There are almost as many travel apps out there as there are travel destinations. In general, they all do some things well, and some things not so well. WikiCamp is definitely in the same, erm, camp. With a focus on — you guessed it — camping, the app can help you find nearby places to pitch your tent, park your RV, or pick up some local sites. And while that can certainly be helpful, the app is also plagued with so many cool features that it might not make it worth paying for itself.
Like many apps, WikiCamps comes with a 14-day free trial. After that, a one-time payment of $1.99 is required for lifetime use. The free trial period is worth it as you can try out different destinations to see how well it will work for you. Many users report a lack of data on local attractions and camping sites, whereas our test data was rich, so it can only depend on where you’re looking. WikiCamps seems to have a strong following in Australia, so the crowd-sourced information it relies on may take some time to fill up in the rest of the world.
Beyond the actual data it contains (or doesn’t include), WikiCamps has a wealth of smart features. Tap the hamburger button in the top-left of the screen, and you’re presented with a list of nearby attractions, campgrounds, hotels, and more. Or you can enter a destination to see what might happen in the area you want to travel to.
Tap on one of the attractions and, if available, you’ll find contact details, photos, web links, user ratings, and a mapping button that lets you load directions into your favorite mapping app, such as Waze, Google Maps or TomTom Go. gives. You also get a week’s weather forecast for the site. Also, because this is a wiki created by members, you can edit the site if you notice that something is wrong or if you want to add additional information or photos, and you can also leave reviews from other users. can.

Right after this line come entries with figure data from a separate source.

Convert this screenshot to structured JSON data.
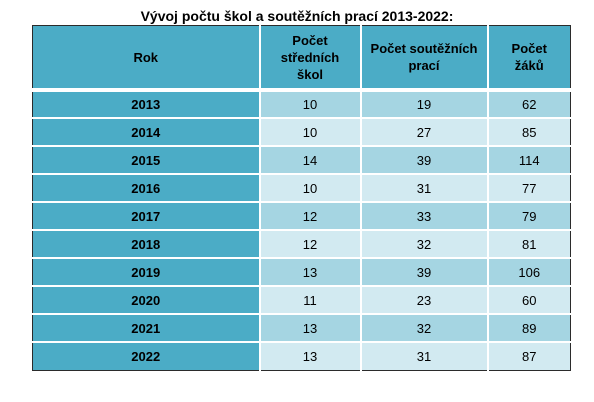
{
  "title": "Vývoj počtu škol a soutěžních prací 2013-2022:",
  "headers": {
    "year": "Rok",
    "schools": "Počet středních škol",
    "works": "Počet soutěžních prací",
    "students": "Počet žáků"
  },
  "rows": [
    {
      "year": "2013",
      "schools": "10",
      "works": "19",
      "students": "62"
    },
    {
      "year": "2014",
      "schools": "10",
      "works": "27",
      "students": "85"
    },
    {
      "year": "2015",
      "schools": "14",
      "works": "39",
      "students": "114"
    },
    {
      "year": "2016",
      "schools": "10",
      "works": "31",
      "students": "77"
    },
    {
      "year": "2017",
      "schools": "12",
      "works": "33",
      "students": "79"
    },
    {
      "year": "2018",
      "schools": "12",
      "works": "32",
      "students": "81"
    },
    {
      "year": "2019",
      "schools": "13",
      "works": "39",
      "students": "106"
    },
    {
      "year": "2020",
      "schools": "11",
      "works": "23",
      "students": "60"
    },
    {
      "year": "2021",
      "schools": "13",
      "works": "32",
      "students": "89"
    },
    {
      "year": "2022",
      "schools": "13",
      "works": "31",
      "students": "87"
    }
  ],
  "colors": {
    "header": "#4bacc6",
    "band_dark": "#a5d5e2",
    "band_light": "#d2eaf1"
  }
}
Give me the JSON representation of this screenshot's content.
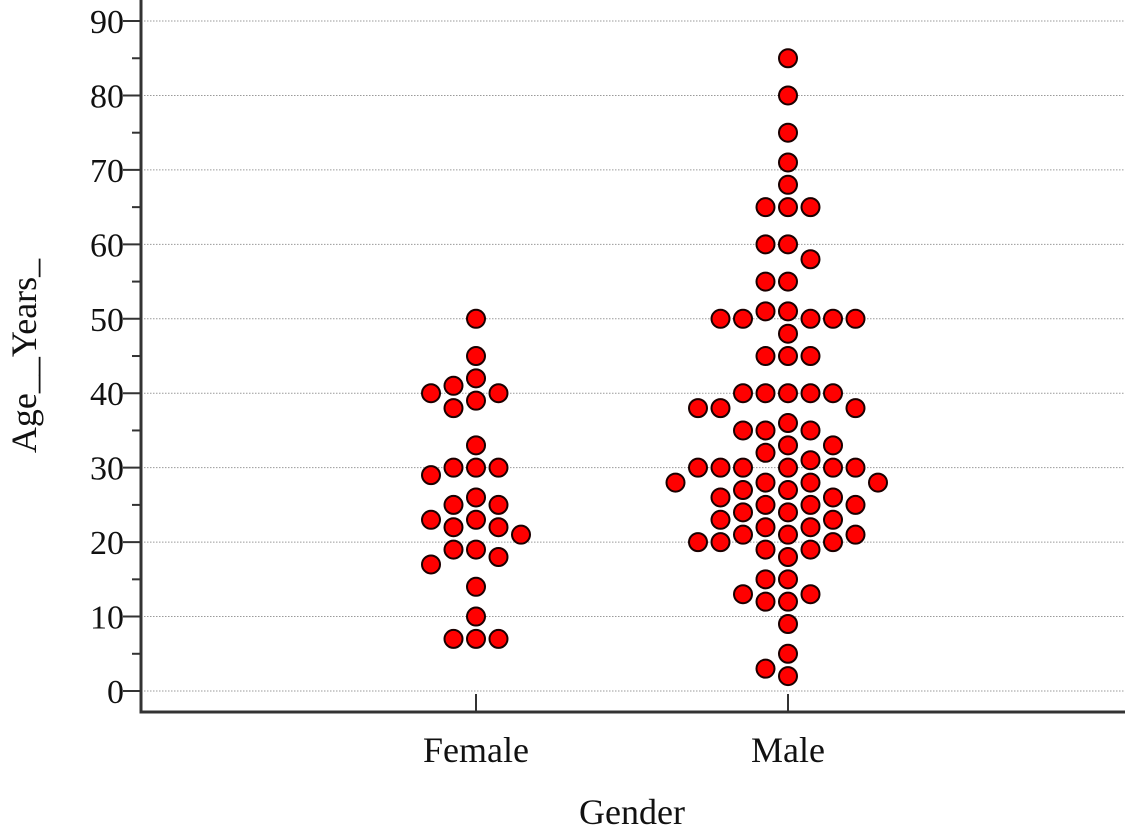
{
  "chart_data": {
    "type": "scatter",
    "xlabel": "Gender",
    "ylabel": "Age__Years_",
    "ylim": [
      -3,
      93
    ],
    "yticks": [
      0,
      10,
      20,
      30,
      40,
      50,
      60,
      70,
      80,
      90
    ],
    "grid": "horizontal",
    "categories": [
      "Female",
      "Male"
    ],
    "series": [
      {
        "category": "Female",
        "values": [
          50,
          45,
          42,
          41,
          40,
          40,
          39,
          38,
          33,
          30,
          30,
          30,
          29,
          26,
          25,
          25,
          23,
          23,
          22,
          22,
          21,
          19,
          19,
          18,
          17,
          14,
          10,
          7,
          7,
          7
        ]
      },
      {
        "category": "Male",
        "values": [
          85,
          80,
          75,
          71,
          68,
          65,
          65,
          65,
          60,
          60,
          58,
          55,
          55,
          51,
          51,
          50,
          50,
          50,
          50,
          50,
          48,
          45,
          45,
          45,
          40,
          40,
          40,
          40,
          40,
          38,
          38,
          38,
          36,
          35,
          35,
          35,
          33,
          33,
          32,
          31,
          30,
          30,
          30,
          30,
          30,
          30,
          28,
          28,
          28,
          28,
          27,
          27,
          26,
          26,
          25,
          25,
          25,
          24,
          24,
          23,
          23,
          22,
          22,
          21,
          21,
          21,
          20,
          20,
          20,
          19,
          19,
          18,
          15,
          15,
          13,
          13,
          12,
          12,
          9,
          5,
          3,
          2
        ]
      }
    ],
    "colors": {
      "marker_fill": "#ff0000",
      "marker_edge": "#1a0000"
    }
  }
}
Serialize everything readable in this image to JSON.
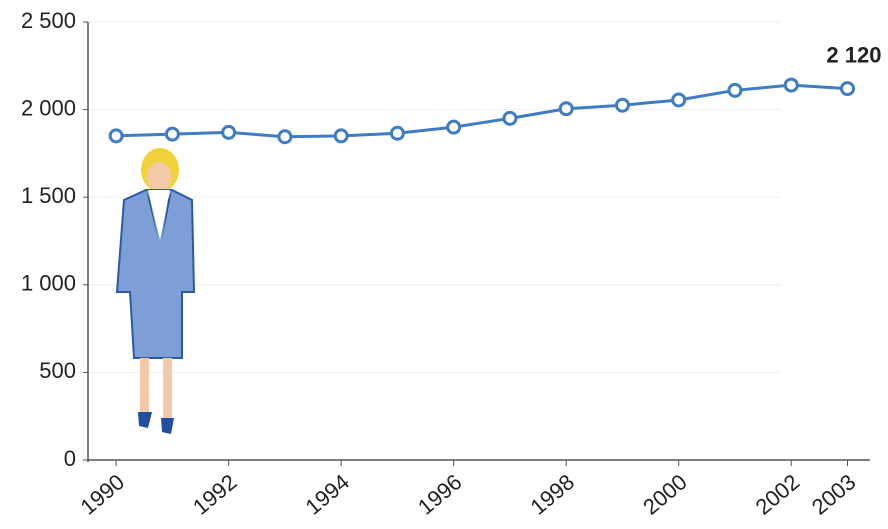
{
  "chart_data": {
    "type": "line",
    "x": [
      1990,
      1991,
      1992,
      1993,
      1994,
      1995,
      1996,
      1997,
      1998,
      1999,
      2000,
      2001,
      2002,
      2003
    ],
    "series": [
      {
        "color": "#3f7cc4",
        "values": [
          1850,
          1860,
          1870,
          1845,
          1850,
          1865,
          1900,
          1950,
          2005,
          2025,
          2055,
          2110,
          2140,
          2120
        ],
        "value_labels": [
          null,
          null,
          null,
          null,
          null,
          null,
          null,
          null,
          null,
          null,
          null,
          null,
          null,
          "2 120"
        ]
      }
    ],
    "xlim": [
      1989.5,
      2003.4
    ],
    "xticks": [
      1990,
      1992,
      1994,
      1996,
      1998,
      2000,
      2002,
      2003
    ],
    "ylim": [
      0,
      2500
    ],
    "yticks": [
      0,
      500,
      {
        "value": 1000,
        "label": "1 000"
      },
      {
        "value": 1500,
        "label": "1 500"
      },
      {
        "value": 2000,
        "label": "2 000"
      },
      {
        "value": 2500,
        "label": "2 500"
      }
    ],
    "grid": true
  }
}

The Filter button lets you sort sites according to your search and helps clear out the clutter. For example, you can toggle the switch to include only free campgrounds that accept pets and have water features. You can see the results on the map or in the list. One unfortunate thing is that it looks like the app uses Google Maps, so you can see all the destinations Google offers, but they’re not all clickable, so things can get a little confusing.
Another cool aspect of WikiCamps is the ability to download data offline on a state-by-state basis, so you can access sites even in remote areas where you may not be able to get online. Plus, there’s a travel forum where you can ask other people any questions you have about destinations.
While the app offers a trip-planning function, we found it difficult and confusing to use. You can search on your destination, but there’s no easy way to indicate that you want to add it as an end point in your journey. Instead, you can try to create a trip by tapping on sites and tapping “Add to Planner,” but that’s a cumbersome way to go about things.
Since Wikitrips is created by the community, it can be hit or miss in terms of the information it provides. Some places have a lot of entries, while others are quite bare. And Trip Planner doesn’t seem to have much utility. But, for just $1.99 it can be a worthwhile tool to add to the resources of the frequent camper, and it’s definitely worth the two-week free trial for a spin.